Globally, Viral hepatitis kills 4 000 people every day. Each year an estimated 1.5 million people die due to hepatitis, which includes deaths by liver cancer and cirrhosis. Nearly one third of the global hepatitis deaths – 500 000 - occur in the WHO South-East Asia Region (SEAR). This is more deaths than Malaria, Dengue, and HIV/AIDS related deaths all combined together.

These infections, disease, deaths and associated hardships for individuals, families, societies and economies can and must be prevented. Each infection carries with it a potential story of suffering, pain, lost livelihoods, missed opportunities, social, psychological and economic costs.

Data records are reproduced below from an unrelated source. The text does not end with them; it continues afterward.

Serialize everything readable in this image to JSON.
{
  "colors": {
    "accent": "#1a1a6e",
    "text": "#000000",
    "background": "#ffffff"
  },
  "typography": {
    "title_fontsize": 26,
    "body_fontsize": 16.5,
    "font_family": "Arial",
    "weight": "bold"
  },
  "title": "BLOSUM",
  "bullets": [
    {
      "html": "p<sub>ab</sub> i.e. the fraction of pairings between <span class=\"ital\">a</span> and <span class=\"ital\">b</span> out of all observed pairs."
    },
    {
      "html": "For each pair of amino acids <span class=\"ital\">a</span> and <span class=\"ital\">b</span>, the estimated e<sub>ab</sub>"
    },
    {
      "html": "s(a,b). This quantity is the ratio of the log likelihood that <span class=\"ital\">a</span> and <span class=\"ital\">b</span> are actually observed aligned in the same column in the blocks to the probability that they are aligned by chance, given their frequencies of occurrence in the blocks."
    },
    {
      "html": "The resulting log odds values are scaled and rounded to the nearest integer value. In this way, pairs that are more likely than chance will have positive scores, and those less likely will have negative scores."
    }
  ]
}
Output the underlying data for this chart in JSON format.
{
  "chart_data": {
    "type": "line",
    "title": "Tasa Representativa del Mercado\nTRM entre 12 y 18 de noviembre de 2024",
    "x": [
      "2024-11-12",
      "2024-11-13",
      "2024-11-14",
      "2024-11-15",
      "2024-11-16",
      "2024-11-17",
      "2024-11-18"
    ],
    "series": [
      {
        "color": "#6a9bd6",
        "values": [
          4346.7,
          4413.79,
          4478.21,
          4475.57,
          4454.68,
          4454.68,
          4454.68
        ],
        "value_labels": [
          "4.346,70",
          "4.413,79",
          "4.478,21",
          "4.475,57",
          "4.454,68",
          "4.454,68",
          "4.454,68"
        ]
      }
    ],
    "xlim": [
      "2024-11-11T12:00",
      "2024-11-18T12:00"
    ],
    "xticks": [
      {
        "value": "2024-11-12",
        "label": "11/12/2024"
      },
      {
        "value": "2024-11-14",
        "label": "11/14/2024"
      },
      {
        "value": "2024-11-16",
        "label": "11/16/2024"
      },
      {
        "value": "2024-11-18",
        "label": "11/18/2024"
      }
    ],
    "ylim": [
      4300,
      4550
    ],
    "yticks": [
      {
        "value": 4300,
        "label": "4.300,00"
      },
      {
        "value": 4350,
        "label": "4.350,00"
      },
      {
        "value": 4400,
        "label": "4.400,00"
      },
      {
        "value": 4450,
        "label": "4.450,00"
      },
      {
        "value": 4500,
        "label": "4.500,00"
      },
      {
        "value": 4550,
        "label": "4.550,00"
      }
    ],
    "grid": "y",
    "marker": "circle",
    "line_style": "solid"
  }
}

It is important to understand the routes of infection for devising prevention strategies such as to ensure injection and blood safety, adequate hygiene and proper sanitation, and most importantly, vaccinations to prevent Hepatitis infection. Vaccination of infants within the first 24 hours of birth and avoidance of risk factors are two solid pillars to help in our fight against hepatitis and our aim to eliminate this disease. Hepatitis B vaccination is included in primary vaccination in Maldives for several years with 95% coverage. In addition, there is a desirable coverage of Hepatitis B screening among pregnant mothers, which is essential to prevent mother to child transmission. Diagnostic services for pregnant mothers are increasingly available at different levels of health system. However, the challenges of adequate and equitable access to hepatitis prevention and control measures remain.

The Ministry of Health, Maldives is committed to work towards strengthening the surveillance systems in place to monitor and measure the prevalence of this disease, and build capacity of the health care providers to enhance responsiveness to prevent, diagnose, and treat viral hepatitis; and contribute towards the global targets of reducing the mortality and related harm.